Life here has taken on a bit of a routine: wake up early, work out with Kristin, team worship, bundle up in work clothes to go build houses, clean up and go hang out with the orphans in their homes, come back to make family dinner, team time and bed. The last few days of construction have been shoveling dirt out of ditches to lay piping- a fairly brainless task that allows plenty of mind power leftover for conversations with the people trapped in the trenches with you.
On the flip side, our ministry to the kids involves seeing different kids every night, sometimes playing soccer, sometimes singing songs, one time we even watched Beauty and the Beast in Romanian (luckily I have that particular movie memorized). With the sporadic encounters with the kids, our team has become our family and our family has become our ministry. The conversations had around the dinner table and over the piles of dirt growing steadily over our heads become the place to open up, be vulnerable, minister to and be ministered to. Conversations over the last few days have ranged from favorite teachers to stories about friends to thoughts on what life will be like when we go home.
One of my favorite moments was a long discussion about parents. We verbally walked through our pasts, rehashing growing up experiences, commenting on what worked well and what was a total disaster, bragging and complaining and comparing, laughing and lamenting and questioning and listening. I’ve always loved hearing the way my friends were raised, because it explains so much about who they are today. Now, as I mature, the conversations are also becoming what kind of parents we think we’ll be.
The irony of the situation, the piece of the puzzle that added depth and complexity to the moment, was the fact that as we relived our childhood and planned out our days, we were simultaneously helping to build a future for a generation whose biological parents had severely messed up the parenting process by abandoning their children, but whose lives had been saved by the people at Caminul Felix, adults who gave up their own lives to love and cherish the abandoned children of Romania. As these kids reach adulthood, they’ll be able to purchase (for next to nothing) the houses we’re building and begin lives of their own, breaking the cycle of pain and death that the communist system had spawned and creating a new system for their own children.

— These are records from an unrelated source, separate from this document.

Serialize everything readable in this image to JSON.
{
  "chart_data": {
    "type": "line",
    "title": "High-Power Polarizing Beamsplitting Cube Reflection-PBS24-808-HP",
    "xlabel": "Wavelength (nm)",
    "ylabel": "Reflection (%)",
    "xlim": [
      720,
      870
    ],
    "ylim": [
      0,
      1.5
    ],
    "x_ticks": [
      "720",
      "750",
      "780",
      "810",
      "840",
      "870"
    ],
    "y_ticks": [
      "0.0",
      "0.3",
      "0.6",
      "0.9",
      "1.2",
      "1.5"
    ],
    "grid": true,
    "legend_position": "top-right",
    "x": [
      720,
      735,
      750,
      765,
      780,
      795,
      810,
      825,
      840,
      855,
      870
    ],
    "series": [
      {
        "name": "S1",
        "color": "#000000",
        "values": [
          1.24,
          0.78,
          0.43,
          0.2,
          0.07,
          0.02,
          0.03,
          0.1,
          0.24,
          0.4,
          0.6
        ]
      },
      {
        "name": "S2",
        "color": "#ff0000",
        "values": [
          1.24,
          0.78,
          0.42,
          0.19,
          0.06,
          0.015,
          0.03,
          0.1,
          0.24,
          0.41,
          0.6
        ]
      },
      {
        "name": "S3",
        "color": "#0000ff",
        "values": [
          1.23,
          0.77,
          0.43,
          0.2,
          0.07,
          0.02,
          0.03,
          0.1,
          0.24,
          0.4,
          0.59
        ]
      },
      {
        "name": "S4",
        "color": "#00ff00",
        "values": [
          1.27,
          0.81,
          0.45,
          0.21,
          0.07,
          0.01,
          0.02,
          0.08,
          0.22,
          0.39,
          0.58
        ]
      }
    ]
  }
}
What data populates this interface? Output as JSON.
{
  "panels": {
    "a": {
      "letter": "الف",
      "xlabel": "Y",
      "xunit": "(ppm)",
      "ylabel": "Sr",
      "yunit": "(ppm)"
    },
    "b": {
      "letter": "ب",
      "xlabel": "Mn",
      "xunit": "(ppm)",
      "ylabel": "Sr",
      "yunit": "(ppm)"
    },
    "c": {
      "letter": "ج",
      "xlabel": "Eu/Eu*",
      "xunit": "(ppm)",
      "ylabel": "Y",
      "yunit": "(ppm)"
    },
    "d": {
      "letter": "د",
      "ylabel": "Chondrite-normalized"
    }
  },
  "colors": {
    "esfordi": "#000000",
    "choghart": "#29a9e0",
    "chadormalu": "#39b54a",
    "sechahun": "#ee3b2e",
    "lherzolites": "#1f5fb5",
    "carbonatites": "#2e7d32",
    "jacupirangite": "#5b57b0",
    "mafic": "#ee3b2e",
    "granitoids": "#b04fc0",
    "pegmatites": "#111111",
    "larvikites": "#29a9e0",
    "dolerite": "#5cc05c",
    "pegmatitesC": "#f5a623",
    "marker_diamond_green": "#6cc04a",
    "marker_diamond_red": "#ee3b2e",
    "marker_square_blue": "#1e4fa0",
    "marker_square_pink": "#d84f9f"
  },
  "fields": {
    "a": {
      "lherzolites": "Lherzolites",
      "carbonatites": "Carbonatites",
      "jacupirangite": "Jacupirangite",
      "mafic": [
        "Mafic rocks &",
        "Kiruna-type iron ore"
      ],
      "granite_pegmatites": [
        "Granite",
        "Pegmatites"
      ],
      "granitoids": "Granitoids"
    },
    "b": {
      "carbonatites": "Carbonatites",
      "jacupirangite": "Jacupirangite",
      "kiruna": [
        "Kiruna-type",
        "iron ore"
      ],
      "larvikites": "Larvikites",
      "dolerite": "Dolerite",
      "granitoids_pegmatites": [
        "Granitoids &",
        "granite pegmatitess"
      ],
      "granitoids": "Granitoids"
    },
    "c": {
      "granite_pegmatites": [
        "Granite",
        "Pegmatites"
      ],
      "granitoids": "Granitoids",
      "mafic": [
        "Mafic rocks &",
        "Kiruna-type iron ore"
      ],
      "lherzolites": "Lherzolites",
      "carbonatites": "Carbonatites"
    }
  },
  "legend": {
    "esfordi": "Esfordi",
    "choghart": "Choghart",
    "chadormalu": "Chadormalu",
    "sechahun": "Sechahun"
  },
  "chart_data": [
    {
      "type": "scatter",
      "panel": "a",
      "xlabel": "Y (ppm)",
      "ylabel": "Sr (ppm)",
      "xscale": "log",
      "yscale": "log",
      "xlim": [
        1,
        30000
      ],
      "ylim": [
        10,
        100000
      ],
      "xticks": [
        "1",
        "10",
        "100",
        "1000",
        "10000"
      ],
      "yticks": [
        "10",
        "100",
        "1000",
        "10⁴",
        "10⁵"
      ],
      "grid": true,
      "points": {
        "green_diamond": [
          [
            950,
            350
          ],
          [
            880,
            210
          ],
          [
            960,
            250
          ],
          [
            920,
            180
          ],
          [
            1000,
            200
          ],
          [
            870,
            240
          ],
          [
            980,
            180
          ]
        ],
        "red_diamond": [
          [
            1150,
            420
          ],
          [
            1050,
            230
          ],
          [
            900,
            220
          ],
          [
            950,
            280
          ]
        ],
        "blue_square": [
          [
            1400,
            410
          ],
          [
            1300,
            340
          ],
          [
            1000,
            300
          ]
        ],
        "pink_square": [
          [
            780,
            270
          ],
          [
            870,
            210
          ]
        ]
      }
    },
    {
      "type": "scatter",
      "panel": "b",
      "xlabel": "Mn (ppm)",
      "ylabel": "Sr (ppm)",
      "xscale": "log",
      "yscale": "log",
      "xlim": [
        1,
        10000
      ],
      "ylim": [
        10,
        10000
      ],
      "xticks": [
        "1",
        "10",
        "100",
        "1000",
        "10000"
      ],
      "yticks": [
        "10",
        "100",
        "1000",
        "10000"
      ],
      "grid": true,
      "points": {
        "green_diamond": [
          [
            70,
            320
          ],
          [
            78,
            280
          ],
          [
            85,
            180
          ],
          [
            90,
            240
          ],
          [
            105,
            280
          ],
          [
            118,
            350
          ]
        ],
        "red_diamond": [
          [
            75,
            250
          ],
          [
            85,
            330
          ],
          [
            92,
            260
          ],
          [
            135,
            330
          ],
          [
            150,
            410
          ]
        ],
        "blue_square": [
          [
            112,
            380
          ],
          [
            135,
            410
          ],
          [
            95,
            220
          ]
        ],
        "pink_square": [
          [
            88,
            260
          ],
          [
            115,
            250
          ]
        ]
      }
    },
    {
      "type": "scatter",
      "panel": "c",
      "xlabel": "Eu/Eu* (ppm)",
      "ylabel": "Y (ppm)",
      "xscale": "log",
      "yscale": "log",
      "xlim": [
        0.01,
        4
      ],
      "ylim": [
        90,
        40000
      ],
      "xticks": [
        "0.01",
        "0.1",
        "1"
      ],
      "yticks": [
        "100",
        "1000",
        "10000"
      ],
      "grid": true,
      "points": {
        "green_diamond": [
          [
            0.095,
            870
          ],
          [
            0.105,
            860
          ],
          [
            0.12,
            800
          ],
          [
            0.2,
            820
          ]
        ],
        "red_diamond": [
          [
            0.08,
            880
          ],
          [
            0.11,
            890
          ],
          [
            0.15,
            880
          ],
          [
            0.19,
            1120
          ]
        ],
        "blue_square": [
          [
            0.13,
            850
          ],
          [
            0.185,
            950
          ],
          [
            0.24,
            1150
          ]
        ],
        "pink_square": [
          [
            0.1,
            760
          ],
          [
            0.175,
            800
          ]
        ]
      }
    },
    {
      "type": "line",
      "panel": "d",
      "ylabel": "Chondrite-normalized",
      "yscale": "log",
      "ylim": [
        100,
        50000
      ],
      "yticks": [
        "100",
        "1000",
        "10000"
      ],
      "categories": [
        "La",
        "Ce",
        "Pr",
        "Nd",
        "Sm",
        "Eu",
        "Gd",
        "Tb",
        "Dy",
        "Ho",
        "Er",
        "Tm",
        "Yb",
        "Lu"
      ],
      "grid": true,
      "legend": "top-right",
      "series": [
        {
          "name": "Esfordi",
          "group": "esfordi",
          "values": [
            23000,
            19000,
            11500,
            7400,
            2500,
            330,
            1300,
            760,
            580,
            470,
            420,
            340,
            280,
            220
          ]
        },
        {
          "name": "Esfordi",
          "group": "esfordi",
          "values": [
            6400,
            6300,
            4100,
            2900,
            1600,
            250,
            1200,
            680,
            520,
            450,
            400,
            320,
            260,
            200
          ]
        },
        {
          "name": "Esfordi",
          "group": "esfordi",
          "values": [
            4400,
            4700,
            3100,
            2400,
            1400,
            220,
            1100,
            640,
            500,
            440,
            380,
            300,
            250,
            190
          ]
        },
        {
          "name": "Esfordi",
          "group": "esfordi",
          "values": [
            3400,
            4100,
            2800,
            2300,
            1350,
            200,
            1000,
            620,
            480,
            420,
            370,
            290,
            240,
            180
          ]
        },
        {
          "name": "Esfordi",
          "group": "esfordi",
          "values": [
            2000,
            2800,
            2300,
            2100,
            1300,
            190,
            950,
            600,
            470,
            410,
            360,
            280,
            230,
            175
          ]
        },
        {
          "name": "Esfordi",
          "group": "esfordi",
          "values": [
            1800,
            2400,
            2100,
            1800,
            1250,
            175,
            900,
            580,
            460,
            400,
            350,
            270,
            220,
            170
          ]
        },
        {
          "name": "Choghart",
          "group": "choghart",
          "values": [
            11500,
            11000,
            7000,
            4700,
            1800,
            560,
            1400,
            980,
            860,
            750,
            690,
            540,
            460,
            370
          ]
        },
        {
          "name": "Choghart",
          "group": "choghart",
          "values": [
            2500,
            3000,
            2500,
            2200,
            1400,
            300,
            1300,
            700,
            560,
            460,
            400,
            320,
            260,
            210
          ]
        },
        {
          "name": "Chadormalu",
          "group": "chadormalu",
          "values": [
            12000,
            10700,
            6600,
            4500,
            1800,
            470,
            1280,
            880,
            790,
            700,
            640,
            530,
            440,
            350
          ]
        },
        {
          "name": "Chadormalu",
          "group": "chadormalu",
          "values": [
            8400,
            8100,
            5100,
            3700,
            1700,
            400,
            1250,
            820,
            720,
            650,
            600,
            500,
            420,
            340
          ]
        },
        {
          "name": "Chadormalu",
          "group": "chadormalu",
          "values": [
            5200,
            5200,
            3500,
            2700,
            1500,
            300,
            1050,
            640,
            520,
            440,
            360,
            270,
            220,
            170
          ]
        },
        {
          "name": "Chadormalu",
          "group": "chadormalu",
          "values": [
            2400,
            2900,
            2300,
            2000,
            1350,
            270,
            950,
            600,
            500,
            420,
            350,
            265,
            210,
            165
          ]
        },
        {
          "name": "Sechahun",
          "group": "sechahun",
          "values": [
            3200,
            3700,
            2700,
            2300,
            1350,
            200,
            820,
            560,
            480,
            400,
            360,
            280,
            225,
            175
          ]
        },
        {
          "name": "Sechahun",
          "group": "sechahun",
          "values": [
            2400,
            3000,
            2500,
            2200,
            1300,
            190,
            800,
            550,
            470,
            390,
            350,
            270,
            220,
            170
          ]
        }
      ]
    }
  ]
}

I will never see the fruits of my labor here in Romania. I won’t get to see the houses completed, I won’t see the families move in, I won’t see the lives of people generations down the road from now, safe and healthy and secure. But what I do know is that these things are coming here in Bihore, and that I am playing a small part in that future.
It’s certainly a good work incentive.
"Whatever you do, work at it with all your heart, as working for the Lord, not for human masters, since you know that you will receive an inheritance from the Lord as a reward. It is the Lord Christ you are serving."